Vaccination rates among children aged six to 23 months is very low and has been since Ontario started offering free flu shots for all, said the study, published Monday in the journal Pediatrics. Ontario's universal flu shot program began in 2000.
The rate of toddlers who were fully immunized for flu from 2002 to 2009 never topped 10 per cent, the research showed. From a high of seven to nine per cent in the three seasons following the province's SARS outbreak in 2003, the rate slipped downward to four to six per cent in the latter part of the study period.
The 2003-04 winter was a harsh flu season with an unusually high pediatric death rate in the United States. In fact as a result of that season, the U.S. Centers for Disease Control began to collect data on pediatric flu deaths. And 2003 was also the year when the Canadian and U.S. bodies that advise on vaccine policy first recommended flu shots for children in this age group.
This study captures how little progress has been made towards enacting that recommendation. In addition to estimating percentages of kids who got flu shots, it analyzes which children were more likely or less likely to have a flu shot in any given year.
So which children in this age group were at greatest risk of not getting a flu shot? "The majority of children in Ontario," senior author Dr. Astrid Guttmann said with a rueful chuckle.
Guttmann put the failure to reach these children down to a couple of related factors — "vaccine fatigue" among parents and concern on the part of doctors that flu vaccinations might be a shot too far for their young patients or their parents.
"There's a pretty good body of evidence around vaccine fatigue in parents," said Guttmann, a pediatrician at the Hospital for Sick Children and a senior scientist at Toronto's Institute for Clinical Evaluative Sciences.
"I think the prioritization that goes on, again, at physicians's offices really is: If parents are going to say yes to two and not three, which ones are you going to give?"
If doctors are making those mental calculations, flu shots are likely going to fall out of the lineup, suggested Dr. Allison McGeer, an infectious diseases expert at Toronto's Mount Sinai hospital.
"In Canada, pediatricians really have trouble wrapping their heads around influenza being a significant pathogen," said McGeer, who was not involved in this study.
"And that's having a big impact on pediatric vaccination rates, no question."
The study looked at records for over 760,000 Ontario children born from April 2002 to March 2008. It focused on the six-to-23-month group because toddler-aged children can become severely ill when they contract influenza.
"If infants and young children at that age get influenza, many of them need to be hospitalized. They get much sicker than their older siblings. And some of their hospitalization rates are comparable to the elderly," Guttmann said.
Injectable flu vaccine is licensed for children six months and older. (It isn't effective in children younger than six months.) Children need two shots — a primer and a booster — the first time they receive flu vaccine. From then on, only one shot per season is needed.
An earlier attempt to estimate flu shot coverage in Ontario toddlers by this same group of researchers suggested the rate was higher than seen in this study. The team conducted a telephone survey during the 2006-07 season and found that under 15 per cent of children aged six to 23 months got a flu shot.
McGeer questioned whether the method for this new study presents a more accurate picture of what is happening, noting that reliance on doctors' billing records to see which children had a shot is problematic.
In Ontario there is a generic billing code for giving a shot, and a specific billing code for giving a flu shot. Both represent the same amount of income to a doctor, and there's no requirement or incentive for them to use the specific billing code. Many don't, McGeer said.
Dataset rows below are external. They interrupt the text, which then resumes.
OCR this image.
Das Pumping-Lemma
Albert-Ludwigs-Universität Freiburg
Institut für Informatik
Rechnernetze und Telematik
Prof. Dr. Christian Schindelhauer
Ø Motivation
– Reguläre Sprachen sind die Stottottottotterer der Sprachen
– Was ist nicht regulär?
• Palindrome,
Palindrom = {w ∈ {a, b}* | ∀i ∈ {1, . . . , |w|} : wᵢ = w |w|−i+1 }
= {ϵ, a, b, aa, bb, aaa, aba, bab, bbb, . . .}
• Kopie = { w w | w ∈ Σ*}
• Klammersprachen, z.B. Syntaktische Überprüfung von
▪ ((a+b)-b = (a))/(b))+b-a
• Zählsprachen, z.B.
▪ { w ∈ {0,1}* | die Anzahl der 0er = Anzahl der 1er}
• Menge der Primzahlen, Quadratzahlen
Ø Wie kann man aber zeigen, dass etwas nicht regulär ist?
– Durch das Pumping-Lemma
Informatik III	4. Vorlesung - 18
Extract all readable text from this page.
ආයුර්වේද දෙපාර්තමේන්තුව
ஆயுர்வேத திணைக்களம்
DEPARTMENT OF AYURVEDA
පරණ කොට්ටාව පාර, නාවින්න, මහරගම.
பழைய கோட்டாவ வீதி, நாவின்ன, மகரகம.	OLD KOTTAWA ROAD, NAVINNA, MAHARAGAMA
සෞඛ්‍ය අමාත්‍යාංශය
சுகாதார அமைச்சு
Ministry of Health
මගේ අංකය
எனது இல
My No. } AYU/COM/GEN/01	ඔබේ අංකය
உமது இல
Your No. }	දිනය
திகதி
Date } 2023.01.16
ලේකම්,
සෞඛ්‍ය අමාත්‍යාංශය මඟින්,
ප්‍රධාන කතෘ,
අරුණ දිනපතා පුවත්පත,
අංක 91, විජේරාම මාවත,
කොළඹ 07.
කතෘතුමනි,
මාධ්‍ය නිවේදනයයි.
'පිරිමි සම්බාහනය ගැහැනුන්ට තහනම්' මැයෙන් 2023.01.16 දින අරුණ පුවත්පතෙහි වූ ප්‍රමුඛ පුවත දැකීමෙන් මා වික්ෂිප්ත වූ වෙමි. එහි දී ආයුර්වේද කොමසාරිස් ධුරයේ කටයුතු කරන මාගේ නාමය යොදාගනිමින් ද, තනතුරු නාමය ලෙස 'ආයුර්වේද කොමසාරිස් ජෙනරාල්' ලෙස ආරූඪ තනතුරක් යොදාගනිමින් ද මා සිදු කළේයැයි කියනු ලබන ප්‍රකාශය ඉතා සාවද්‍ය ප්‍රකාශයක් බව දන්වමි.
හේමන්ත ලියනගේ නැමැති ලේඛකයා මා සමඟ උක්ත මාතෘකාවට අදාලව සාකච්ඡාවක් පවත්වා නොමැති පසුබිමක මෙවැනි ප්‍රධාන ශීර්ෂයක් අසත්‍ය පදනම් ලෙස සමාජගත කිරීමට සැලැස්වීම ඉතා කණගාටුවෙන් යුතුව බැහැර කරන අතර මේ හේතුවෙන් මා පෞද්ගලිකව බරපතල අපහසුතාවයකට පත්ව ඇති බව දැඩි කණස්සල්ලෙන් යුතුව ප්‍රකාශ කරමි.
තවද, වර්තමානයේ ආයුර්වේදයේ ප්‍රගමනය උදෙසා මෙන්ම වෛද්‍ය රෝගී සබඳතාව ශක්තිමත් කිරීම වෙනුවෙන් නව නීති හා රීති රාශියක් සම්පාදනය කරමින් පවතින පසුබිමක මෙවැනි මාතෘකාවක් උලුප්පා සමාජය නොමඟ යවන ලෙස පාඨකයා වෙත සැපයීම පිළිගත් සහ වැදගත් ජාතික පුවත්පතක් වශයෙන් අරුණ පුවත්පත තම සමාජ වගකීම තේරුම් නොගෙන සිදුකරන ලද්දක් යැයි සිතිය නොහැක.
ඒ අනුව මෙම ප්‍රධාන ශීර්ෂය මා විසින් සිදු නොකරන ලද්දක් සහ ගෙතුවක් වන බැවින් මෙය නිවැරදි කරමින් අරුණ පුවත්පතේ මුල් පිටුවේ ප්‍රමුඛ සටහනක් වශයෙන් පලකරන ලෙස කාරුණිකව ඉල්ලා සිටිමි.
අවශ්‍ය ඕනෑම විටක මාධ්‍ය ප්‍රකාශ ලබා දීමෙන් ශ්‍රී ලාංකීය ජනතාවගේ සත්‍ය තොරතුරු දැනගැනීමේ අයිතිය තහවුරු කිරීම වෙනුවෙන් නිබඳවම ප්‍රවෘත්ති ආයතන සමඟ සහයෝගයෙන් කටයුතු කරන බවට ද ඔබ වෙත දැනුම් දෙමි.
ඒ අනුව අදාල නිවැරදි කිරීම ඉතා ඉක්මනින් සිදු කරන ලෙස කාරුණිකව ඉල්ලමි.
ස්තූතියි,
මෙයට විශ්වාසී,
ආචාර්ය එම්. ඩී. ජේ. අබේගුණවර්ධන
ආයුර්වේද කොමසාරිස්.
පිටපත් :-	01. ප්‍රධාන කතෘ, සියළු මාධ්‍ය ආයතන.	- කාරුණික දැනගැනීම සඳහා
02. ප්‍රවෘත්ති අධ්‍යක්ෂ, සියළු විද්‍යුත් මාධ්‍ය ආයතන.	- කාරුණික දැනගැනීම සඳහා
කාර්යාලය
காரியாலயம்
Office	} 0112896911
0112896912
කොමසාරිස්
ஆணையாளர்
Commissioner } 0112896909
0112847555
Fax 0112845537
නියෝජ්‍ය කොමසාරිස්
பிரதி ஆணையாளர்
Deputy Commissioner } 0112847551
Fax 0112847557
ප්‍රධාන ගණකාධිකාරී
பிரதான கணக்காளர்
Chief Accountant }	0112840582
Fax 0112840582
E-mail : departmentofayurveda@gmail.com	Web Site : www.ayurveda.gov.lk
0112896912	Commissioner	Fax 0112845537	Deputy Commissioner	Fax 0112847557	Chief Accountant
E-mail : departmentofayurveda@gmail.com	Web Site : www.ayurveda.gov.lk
If the researchers missed flu shots that were coded as a generic vaccination, it would have the effect of lowering the numbers and making it seem like fewer children got flu shots than was actually the case.
Guttmann said her team is pretty confident they are capturing most of the flu shots given to this age group. But even if they didn't, she said, their major interest was in trying to figure out which kids are not being vaccinated, so that flu shot promotion efforts could be better targeted.
Rates of coverage were somewhat higher in children who had chronic health conditions and who had been born at a low birth weight. If a baby's mother got a flu shot, the child was more likely to get one as well.
Babies who had been in neonatal intensive care units and who were discharged during the winter were also more likely to get flu shots. Guttmann said the team can't say for sure, but suspects those parents may be prompted to have their child immunized around the time of the discharge.
Several other provinces — Nova Scotia, Saskatchewan and Alberta among them — are doing a better job vaccinating toddlers for flu, Guttmann said.
But making progress in Ontario may not be easy, McGeer suggested.
"Pediatricians will give needles to kids because they know kids need needles. But it doesn't mean they like it. Nobody likes causing pain to children."
She suggested the new nasal spray flu vaccine, which may become part of free flu shot programs next season, may make it easier to make progress in children. It is puffed up a child's nostril, eliminating the dreaded needle.
But the nasal spray vaccine won't help with the youngest of the children in this group, Guttmann said. That vaccine is only licensed for children aged two and older.